Durham and London: Duke University Press, 2020. xii, 249 pp. (Figure.) US$26.95, paper. ISBN 978-1-4780-0672-5.
How do Pacific Island students construct places for themselves academically, socially, and culturally within the colonial legacies of higher education? In The Ocean in the School, Rick Bonus explores how student self-determination can lead to transformation of university learning, as well as highlighting the disjunctures between universities’ often tokenistic approaches to diversity and inclusion, and the actual lived experiences of minority students within those systems. The author places himself in the study as a Filipino-American teacher, advisor, and advocate for Pacific Island students at the University of Washington in Seattle, USA, and draws from 11 years of experience in these roles to construct a detailed, personal ethnography and narrative analysis.
Bonus’s theoretical framework, referencing Epeli Hau’ofa’s seminal essay “A Sea of Islands,” imagines the school as an ocean, connecting Pacific Island students to each other, their families and communities, their ancestral heritage, and allyship with other minority students at the university. Within the “Ocean,” students both individually and collectively strategize to transform their experience of university education from one of marginalization and indifference to personal validation and cultural relevance, and to challenge the long-established monocultural systems and structures of the university itself.
The Ocean is exemplified with ethnographies of student-driven initiatives. Bonus describes the impetus behind and co-creation of an academic mentorship program, Pacific Island Partnerships in Education, established by Pacific Island student leaders out of concern for retention amongst their peers. Eventually the group’s activities expand to include an annual Polynesian cultural festival with a full day of music and dance performances, and many weeks of organizing and rehearsing. Bonus’s accounts highlight the onus placed on students, rather than the university, to perpetuate these programs, and how working together toward common goals within the Ocean includes long, often unpaid hours dedicated to mentoring and workshops for area high school students, meager operational budgets, and constant requirements for evaluation. Students fight for their own space both physically and culturally, eventually gaining separate recognition from the university as Pacific Islanders (apart from the United States government grouping of Asians and Pacific Islanders together demographically) and a dedicated study room for Pacific Island students in the university’s Ethnic Cultural Center. Another section focuses on student reactions to a study trip to the Philippines with the author, and an inaugural course in Pacific Island studies, which for many of the participants was their initial experience of culturally responsive Pacific curricula. In the concluding chapter, he states that self-determination and collaboration within the Ocean transformed many Pacific Island students’ experience of their university education from one they entered into as outsiders, into one with meaning and belonging.

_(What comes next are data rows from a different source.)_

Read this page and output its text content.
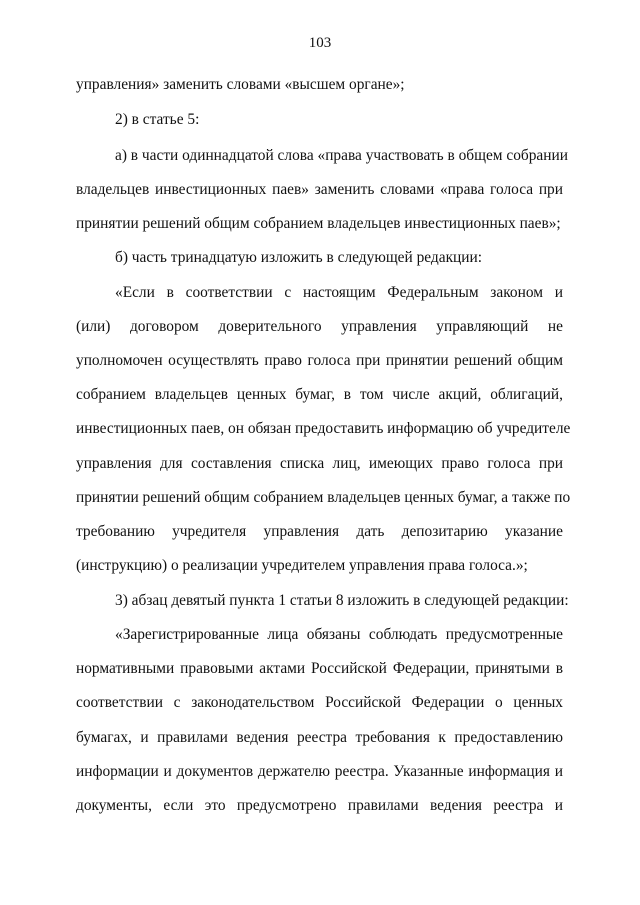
103
управления» заменить словами «высшем органе»;
2) в статье 5:
а) в части одиннадцатой слова «права участвовать в общем собрании
владельцев инвестиционных паев» заменить словами «права голоса при
принятии решений общим собранием владельцев инвестиционных паев»;
б) часть тринадцатую изложить в следующей редакции:
«Если в соответствии с настоящим Федеральным законом и
(или) договором доверительного управления управляющий не
уполномочен осуществлять право голоса при принятии решений общим
собранием владельцев ценных бумаг, в том числе акций, облигаций,
инвестиционных паев, он обязан предоставить информацию об учредителе
управления для составления списка лиц, имеющих право голоса при
принятии решений общим собранием владельцев ценных бумаг, а также по
требованию учредителя управления дать депозитарию указание
(инструкцию) о реализации учредителем управления права голоса.»;
3) абзац девятый пункта 1 статьи 8 изложить в следующей редакции:
«Зарегистрированные лица обязаны соблюдать предусмотренные
нормативными правовыми актами Российской Федерации, принятыми в
соответствии с законодательством Российской Федерации о ценных
бумагах, и правилами ведения реестра требования к предоставлению
информации и документов держателю реестра. Указанные информация и
документы, если это предусмотрено правилами ведения реестра и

Retention of Pacific Island students is low at the University of Washington, and Bonus approaches this issue by switching the focus of academic failure from the student to a critique of the university’s “unimodality” (111) of education. In his interviews with students who left school, Bonus unpacks how for some students, their university experience left unfulfilled their expectations of self-discovery, community, and culturally responsive resources for themselves and their families. As one student remarked, “whenever our culture is mentioned, it is labeled as an ‘extracurricular activity’—something outside of what school is” (147). Bonus describes how for some students, class attendance suffered when activism, organizing, or mentoring became more meaningful learning experiences than the university’s course requirements. The community built through these activities often endured even after students left school, as some students still returned to campus to present workshops to high school students or contribute to the annual cultural festival. These narratives raise a query: Are the skills, strategies, and leadership displayed by Pacific Island students in making the university experience more personalized and meaningful in and of themselves not valuable academic accomplishments?
Bonus’s discussions are nuanced, both celebrating and critiquing these efforts toward transformation and their successes and shortcomings. The richness of his ethnography is supplied by his leveraging of personal relationships and its longitudinal nature. Throughout, we are apprised of Bonus’s triumphs, arguments, and exasperations with the students he badly wishes to guide. He describes his study as an “ongoing conversation,” (20) and readers seeking a de facto toolkit for institutional change will not find it here. However, for university faculty, the book encourages a critical eye towards the depth and breadth of institutional responses to the needs of Pacific Island and other minority students. Are cultural and ethnic identities only represented in the form of “heroes and holidays,” (7) or are university initiatives—and the ways in which they are evaluated—transformative, culturally responsive, effective for student retention, and suited to address long-standing issues of structural racism? Additionally, for those who teach Pacific-related coursework, how are Pacific peoples, colonial pasts, and the geopolitical present represented and analyzed?
The Ocean in the School is a valuable resource for scholars working and researching in higher education and related fields. It champions Pacific Island students’ successes and initiatives in the face of rigid educational systems, and challenges universities and their faculty to do the hard work of true transformation to cultural responsiveness for them, and other minority students.